Islamic Azad University, Qazvin Branch
- Type: Private
- Established: 1992
- President: Esmaeel Zeinaali
- Students: ~15,000
- Location: Qazvin, Qazvin, Iran
- Website: qazvin.iau.ir

= Qazvin Islamic Azad University =

Private university in Qazvin, Iran

Islamic Azad University, Qazvin Branch (دانشگاه آزاد اسلامی واحد قزوین, Danushgah-e Âzad-e Eslâmi-ye Vahed-e Qezvin) is a private university in Qazvin, Iran.

== Vision ==
The university, the frontrunner in national and regional higher education training a new generation of managers and experts. As its next mission, university is striving to become an international university. It was as of 2018 collaborating with some accredited universities in the areas of research and education.

== History ==
The university was founded in 1992. The university now has about 15,000 students in 100 programs and gives out degrees at the associates, Bachelor, Masters and PhD levels.

==Campus==
IAUQB main campus is north of Tehran-Rasht highway in Barajin district.
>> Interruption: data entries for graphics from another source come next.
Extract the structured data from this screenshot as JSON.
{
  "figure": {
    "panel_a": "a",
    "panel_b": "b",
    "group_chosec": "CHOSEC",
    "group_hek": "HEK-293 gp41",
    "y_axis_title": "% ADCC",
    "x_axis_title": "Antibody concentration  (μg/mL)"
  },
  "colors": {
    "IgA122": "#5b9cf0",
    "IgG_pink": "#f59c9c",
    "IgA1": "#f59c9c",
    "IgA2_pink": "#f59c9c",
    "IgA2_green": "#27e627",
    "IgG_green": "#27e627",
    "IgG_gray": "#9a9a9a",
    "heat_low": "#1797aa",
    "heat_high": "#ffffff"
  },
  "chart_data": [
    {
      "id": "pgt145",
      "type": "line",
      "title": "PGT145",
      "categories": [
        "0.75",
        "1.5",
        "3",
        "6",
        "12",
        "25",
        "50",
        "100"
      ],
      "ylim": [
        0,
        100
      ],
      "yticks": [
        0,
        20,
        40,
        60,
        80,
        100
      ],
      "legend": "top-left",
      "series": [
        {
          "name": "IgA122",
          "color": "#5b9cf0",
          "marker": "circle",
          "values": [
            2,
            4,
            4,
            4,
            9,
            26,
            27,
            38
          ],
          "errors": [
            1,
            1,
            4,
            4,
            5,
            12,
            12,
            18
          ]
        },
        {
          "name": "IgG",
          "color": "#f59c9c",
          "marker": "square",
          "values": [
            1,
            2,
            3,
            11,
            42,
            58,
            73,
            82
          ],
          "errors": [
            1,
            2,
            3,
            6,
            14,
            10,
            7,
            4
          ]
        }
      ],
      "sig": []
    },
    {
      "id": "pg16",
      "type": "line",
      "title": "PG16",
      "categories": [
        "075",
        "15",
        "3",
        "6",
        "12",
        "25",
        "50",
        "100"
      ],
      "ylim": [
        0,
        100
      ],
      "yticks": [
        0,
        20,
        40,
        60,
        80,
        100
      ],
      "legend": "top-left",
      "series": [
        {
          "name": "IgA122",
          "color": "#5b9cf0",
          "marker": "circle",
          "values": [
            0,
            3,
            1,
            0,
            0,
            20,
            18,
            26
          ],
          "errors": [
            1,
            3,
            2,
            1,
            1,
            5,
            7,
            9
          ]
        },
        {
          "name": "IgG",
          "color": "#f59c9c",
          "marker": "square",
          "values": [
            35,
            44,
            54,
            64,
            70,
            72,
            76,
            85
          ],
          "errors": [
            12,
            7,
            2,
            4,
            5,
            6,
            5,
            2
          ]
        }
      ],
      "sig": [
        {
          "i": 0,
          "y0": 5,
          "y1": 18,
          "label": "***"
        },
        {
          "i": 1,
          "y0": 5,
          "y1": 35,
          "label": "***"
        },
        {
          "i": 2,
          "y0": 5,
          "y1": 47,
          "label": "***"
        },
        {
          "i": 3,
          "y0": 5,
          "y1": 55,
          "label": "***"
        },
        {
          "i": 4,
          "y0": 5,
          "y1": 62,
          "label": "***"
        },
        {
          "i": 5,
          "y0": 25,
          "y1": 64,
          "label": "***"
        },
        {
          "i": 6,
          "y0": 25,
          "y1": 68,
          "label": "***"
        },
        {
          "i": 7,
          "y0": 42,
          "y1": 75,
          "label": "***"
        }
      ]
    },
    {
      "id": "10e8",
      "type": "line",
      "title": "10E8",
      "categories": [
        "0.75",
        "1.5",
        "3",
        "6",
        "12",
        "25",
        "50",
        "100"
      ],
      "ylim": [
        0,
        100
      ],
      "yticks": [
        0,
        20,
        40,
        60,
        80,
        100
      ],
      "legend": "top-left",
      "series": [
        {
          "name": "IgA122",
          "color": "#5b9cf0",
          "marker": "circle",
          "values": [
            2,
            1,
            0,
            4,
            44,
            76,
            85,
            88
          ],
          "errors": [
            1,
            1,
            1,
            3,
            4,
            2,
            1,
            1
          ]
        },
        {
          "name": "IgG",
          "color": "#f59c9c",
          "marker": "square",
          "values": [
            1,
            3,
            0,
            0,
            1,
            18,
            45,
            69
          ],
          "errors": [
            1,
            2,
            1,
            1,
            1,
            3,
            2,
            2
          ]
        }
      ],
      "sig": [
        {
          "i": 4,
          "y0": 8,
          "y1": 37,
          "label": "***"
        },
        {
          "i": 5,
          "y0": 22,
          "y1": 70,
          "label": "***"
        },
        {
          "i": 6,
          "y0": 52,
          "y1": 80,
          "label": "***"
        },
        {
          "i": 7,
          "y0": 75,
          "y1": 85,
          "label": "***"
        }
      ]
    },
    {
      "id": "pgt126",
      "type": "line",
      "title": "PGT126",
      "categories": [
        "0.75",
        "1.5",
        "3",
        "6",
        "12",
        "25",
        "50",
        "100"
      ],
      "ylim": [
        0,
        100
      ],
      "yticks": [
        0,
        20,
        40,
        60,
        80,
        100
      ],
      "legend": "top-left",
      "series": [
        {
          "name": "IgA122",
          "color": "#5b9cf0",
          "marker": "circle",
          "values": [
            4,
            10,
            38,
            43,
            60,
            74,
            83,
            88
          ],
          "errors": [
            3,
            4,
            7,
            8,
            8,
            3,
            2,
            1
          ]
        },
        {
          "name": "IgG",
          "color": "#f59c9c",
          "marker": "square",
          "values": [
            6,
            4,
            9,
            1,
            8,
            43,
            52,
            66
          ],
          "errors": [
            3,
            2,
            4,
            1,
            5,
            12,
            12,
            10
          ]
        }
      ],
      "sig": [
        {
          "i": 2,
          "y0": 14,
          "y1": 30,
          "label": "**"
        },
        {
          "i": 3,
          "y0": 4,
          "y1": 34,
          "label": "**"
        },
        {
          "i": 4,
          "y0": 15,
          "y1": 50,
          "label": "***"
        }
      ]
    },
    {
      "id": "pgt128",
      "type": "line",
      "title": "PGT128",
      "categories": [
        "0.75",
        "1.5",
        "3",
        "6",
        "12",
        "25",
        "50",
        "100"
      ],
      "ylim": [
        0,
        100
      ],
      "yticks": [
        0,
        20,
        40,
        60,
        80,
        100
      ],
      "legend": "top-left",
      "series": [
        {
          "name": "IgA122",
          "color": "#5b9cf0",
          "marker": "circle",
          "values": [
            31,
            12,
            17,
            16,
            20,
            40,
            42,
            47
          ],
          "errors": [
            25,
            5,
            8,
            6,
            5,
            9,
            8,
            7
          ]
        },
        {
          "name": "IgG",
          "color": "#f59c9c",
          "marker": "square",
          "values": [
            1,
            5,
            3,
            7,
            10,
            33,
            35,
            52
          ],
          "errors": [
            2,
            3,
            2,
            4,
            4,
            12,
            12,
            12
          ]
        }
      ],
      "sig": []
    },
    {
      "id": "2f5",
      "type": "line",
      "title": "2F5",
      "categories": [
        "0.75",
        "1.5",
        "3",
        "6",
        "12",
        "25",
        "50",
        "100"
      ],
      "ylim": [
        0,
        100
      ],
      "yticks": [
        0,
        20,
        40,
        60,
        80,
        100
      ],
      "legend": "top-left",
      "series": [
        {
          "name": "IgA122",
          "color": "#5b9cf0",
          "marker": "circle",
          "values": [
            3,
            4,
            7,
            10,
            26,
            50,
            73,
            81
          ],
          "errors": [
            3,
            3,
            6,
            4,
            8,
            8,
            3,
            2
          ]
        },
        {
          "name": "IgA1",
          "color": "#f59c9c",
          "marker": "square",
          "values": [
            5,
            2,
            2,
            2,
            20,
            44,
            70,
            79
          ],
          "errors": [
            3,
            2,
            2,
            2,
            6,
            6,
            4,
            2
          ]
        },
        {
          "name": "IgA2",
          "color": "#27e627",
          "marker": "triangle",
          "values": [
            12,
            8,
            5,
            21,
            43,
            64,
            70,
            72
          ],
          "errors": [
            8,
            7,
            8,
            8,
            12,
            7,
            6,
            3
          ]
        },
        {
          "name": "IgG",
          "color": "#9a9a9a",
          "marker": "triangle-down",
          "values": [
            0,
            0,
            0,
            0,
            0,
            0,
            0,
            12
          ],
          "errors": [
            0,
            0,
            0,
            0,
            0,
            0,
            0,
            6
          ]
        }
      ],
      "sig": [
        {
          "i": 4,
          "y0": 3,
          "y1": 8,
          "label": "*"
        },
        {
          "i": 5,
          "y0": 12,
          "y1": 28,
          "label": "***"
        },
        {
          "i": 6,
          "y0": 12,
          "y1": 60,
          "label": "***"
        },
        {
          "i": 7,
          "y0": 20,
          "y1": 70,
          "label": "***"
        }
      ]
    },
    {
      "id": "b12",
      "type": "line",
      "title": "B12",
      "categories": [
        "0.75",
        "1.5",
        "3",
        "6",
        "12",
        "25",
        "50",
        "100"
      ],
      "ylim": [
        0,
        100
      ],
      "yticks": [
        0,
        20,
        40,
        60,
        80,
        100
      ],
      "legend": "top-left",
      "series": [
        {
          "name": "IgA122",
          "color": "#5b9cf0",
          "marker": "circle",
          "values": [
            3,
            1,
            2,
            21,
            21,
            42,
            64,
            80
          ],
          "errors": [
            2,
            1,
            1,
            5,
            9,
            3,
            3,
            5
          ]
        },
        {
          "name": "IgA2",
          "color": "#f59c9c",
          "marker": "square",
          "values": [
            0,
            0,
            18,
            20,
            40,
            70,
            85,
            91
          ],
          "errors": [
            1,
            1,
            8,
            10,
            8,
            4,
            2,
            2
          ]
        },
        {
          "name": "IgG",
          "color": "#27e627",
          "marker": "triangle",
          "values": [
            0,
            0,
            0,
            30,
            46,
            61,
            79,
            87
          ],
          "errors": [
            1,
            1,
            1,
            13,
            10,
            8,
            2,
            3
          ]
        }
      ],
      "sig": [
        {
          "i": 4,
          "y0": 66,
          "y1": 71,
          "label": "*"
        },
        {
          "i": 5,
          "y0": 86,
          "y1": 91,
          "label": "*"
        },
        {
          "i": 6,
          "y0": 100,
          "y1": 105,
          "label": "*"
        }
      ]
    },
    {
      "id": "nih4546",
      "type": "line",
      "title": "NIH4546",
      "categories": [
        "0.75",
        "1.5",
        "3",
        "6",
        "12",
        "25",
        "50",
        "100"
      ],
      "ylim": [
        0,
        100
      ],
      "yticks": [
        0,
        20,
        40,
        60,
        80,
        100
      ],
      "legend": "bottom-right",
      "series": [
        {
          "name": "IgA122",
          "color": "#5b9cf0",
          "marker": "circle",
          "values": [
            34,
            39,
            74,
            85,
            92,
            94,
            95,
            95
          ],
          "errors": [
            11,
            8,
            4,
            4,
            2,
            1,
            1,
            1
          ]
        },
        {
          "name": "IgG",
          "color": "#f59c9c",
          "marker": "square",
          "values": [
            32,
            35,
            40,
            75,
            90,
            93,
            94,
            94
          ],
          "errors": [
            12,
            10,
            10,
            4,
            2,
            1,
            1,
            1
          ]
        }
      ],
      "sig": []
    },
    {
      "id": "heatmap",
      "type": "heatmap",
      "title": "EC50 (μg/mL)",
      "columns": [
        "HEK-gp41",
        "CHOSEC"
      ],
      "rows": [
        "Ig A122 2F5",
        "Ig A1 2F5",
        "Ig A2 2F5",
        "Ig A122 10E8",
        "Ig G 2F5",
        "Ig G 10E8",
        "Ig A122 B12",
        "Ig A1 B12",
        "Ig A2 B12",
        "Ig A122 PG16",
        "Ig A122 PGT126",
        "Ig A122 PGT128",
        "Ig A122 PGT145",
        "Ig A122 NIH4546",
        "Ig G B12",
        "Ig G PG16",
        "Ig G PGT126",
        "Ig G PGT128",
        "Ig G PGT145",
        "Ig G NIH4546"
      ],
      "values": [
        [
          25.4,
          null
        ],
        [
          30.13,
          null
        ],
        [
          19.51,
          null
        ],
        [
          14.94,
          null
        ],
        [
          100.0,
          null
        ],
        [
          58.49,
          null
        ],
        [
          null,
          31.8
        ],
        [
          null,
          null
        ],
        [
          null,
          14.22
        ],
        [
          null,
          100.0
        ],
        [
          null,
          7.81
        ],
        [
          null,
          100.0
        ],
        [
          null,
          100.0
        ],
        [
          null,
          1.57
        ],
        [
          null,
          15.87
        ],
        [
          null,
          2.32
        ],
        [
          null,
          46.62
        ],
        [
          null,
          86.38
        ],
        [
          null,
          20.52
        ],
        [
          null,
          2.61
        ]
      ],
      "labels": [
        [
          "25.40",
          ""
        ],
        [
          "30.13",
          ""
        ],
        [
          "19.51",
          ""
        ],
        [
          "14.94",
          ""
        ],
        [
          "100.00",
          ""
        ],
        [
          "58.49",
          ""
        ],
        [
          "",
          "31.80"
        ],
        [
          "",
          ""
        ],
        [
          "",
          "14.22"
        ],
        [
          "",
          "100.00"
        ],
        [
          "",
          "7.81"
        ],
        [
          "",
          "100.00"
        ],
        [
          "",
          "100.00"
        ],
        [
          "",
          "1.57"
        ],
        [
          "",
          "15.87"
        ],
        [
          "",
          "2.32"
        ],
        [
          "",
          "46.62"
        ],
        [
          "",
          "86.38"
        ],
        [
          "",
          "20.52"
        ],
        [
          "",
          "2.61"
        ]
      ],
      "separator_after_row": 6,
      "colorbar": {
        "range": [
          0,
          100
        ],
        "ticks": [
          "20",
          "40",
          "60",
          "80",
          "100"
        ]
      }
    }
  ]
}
The main campus contains more than 15 buildings; five buildings are colleges:
- College of Biomedical Engineering, Electrical, IT & Computer Sciences
- College of Civil Engineering
- College of Architecture
- College of Industrial & Mechanical Engineering
- College of Accounting & Management
- College of Technical Diplomas (Navab college; not on the main campus)

There are workshops, laboratory and technological units. Mechatronics Research Laboratory and Incubator Center of technology units are on the main campus.

In 2014 after the burial of soldiers killed in the 1980s Iran–Iraq War, cultural authorities of the university decided to construct a monument over their tomb.

== Academics ==
The university offers four academic degree programs: associate, B.A/B.Sc, MSc, and PhD.

=== Biomedical Engineering, Electrical, IT & Computer Sciences School===
The faculty offered BSc in Computer Engineering (Software, Hardware), Electrical Engineering (Electronics, Control), and Information Technology, and the Associate diploma in discontinuous computing during the years 1993, 96, 97, 98 to 2003. Other fields of study in discontinuous BSc in Electrical Engineering (Electronics) were added to the faculty programme from 1999 to 2003. The education office of graduate studies commenced its activities in the faculty in 2003, with four fields of study in the faculty of Electrical, Computer, and IT Engineering. Moreover, the number of alumni in Computer Engineering (software) is 5 and the number of the received thesis is 60. This faculty has been transferred from its former place, the faculty of Associate Diploma in Navab.

The present faculty space is 9,682 square meters, including 37 classes, 6 classes equipped with audio-visual equipment, and 15 classes equipped with laboratory and workshop equipment for computer and electronic work. Currently, 3,882 students are enrolled in the faculty.

In 2014 there were 33 academic staff in the faculty, as well as 42 guest lecturers. The above numbers are related to technical courses. There were 8 academic staff and 6 guest lecturers in the departments of Mechatronics, Computer Engineering (software, artificial intelligence), and IT Engineering.

=== Mechatronics Research Laboratory (MRL) ===
The Mechatronics Research Laboratory was established in 2003 as an independent research center.